It’s amazing how all the horrors of the world seem to dwindle into insignificance when Downton Abbey returns. When the series is finally axed, or writer Julian Fellows decides the time has come to end the saga of the Crawley family, I’m sure we will enter into a nationwide depression. People will drift aimlessly in the streets, overwhelmed with grief and despair, mouthing the words ‘Mary, will you marry me?’, and ‘I love you Matthew’ with tears in their eyes.
It’s now 1920, and as I’m sure you already know, Lady Mary and Matthew, the Posh and Becks of Downton, have finally decided to get married. At the start of the episode the whole thing promises to be bigger than the Royal Wedding. There is something distinctly Kate Middleton about Lady Mary, I have to say. Not looks, exactly, but the way she talks and carries herself. Her joke about being taken up the aisle naked may have been a little too topical for comfort perhaps, given the present penchant for nudity within our upper classes.
Of course, this being Downton, disaster is just around the corner. In this episode, it’s all about money (when isn’t it?), and Lord Grantham spends most of his time looking like the Churchill dog before it’s about to be put down. His wife’s money has been lost in a bad investment, and the power to save the situation rests with Matthew, who may or may not have been left a fortune. But Matthew, always one for self-flagellation, doesn’t want the money, as it is connected to his relationship with Lavinia (Downton’s answer to Princess Diana), who died at the end of the last series.
In other news, Lady Sybil returns with her left-wing Irish chauffeur Tom and stirs the place up a bit, Matthew and Tom start a cute bromance, and the American Granny (played by Shirley MacLaine) arrives to bicker with the English Granny (Maggie Smith, on top form).

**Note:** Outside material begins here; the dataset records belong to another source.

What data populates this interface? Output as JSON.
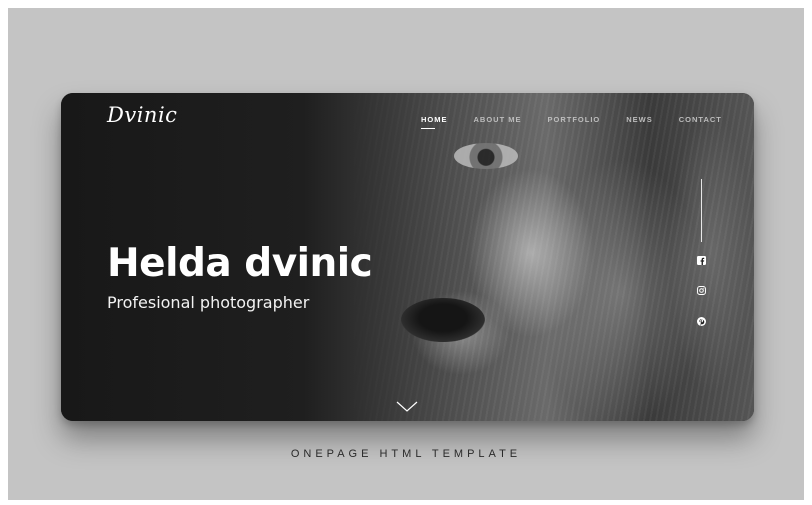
{
  "brand": {
    "logo_text": "Dvinic"
  },
  "nav": {
    "items": [
      {
        "label": "HOME",
        "active": true
      },
      {
        "label": "ABOUT ME",
        "active": false
      },
      {
        "label": "PORTFOLIO",
        "active": false
      },
      {
        "label": "NEWS",
        "active": false
      },
      {
        "label": "CONTACT",
        "active": false
      }
    ]
  },
  "hero": {
    "title": "Helda dvinic",
    "subtitle": "Profesional photographer"
  },
  "social": {
    "icons": [
      "facebook-icon",
      "instagram-icon",
      "pinterest-icon"
    ]
  },
  "caption": "ONEPAGE HTML TEMPLATE",
  "colors": {
    "background": "#c4c4c4",
    "card": "#1d1d1d",
    "text": "#ffffff",
    "caption": "#2a2a2a"
  }
}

Lady Edith (the token-ugly sister, though now she’s actually looking quite pretty), is still continuing her infatuation with Sir Anthony Strallen. It’s a very sweet little thing they’ve got going on, but it’s made a little creepy by the fact that she’s about nine and he’s 102. Well, perhaps I exaggerate the difference in years a little, but there is still a massive age-gap between them.
In the kitchens, Anna is still on the verge of tears in every scene due to the incarceration of her convict husband Bates (did he murder his ex-wife? Who knows?!). There is also a bit of bother about a new, very tall footman, and Daisy, the kitchen maid who has been 16 years-old since 1912, is on strike. She doesn’t feel her services are appreciated and wants a proper promotion. Bless her.
Overall, it was a far stronger episode than last year’s series opener, and I can’t wait to see what other delights are in store for us as the series builds to its now traditional Christmas special. Downton Abbey is a television show at the top of its game, and I hope it continues to be as warm, charming and entertaining for the foreseeable future.
Downton Abbey airs on ITV1 HD and ITV1 on Sunday nights at 9PM.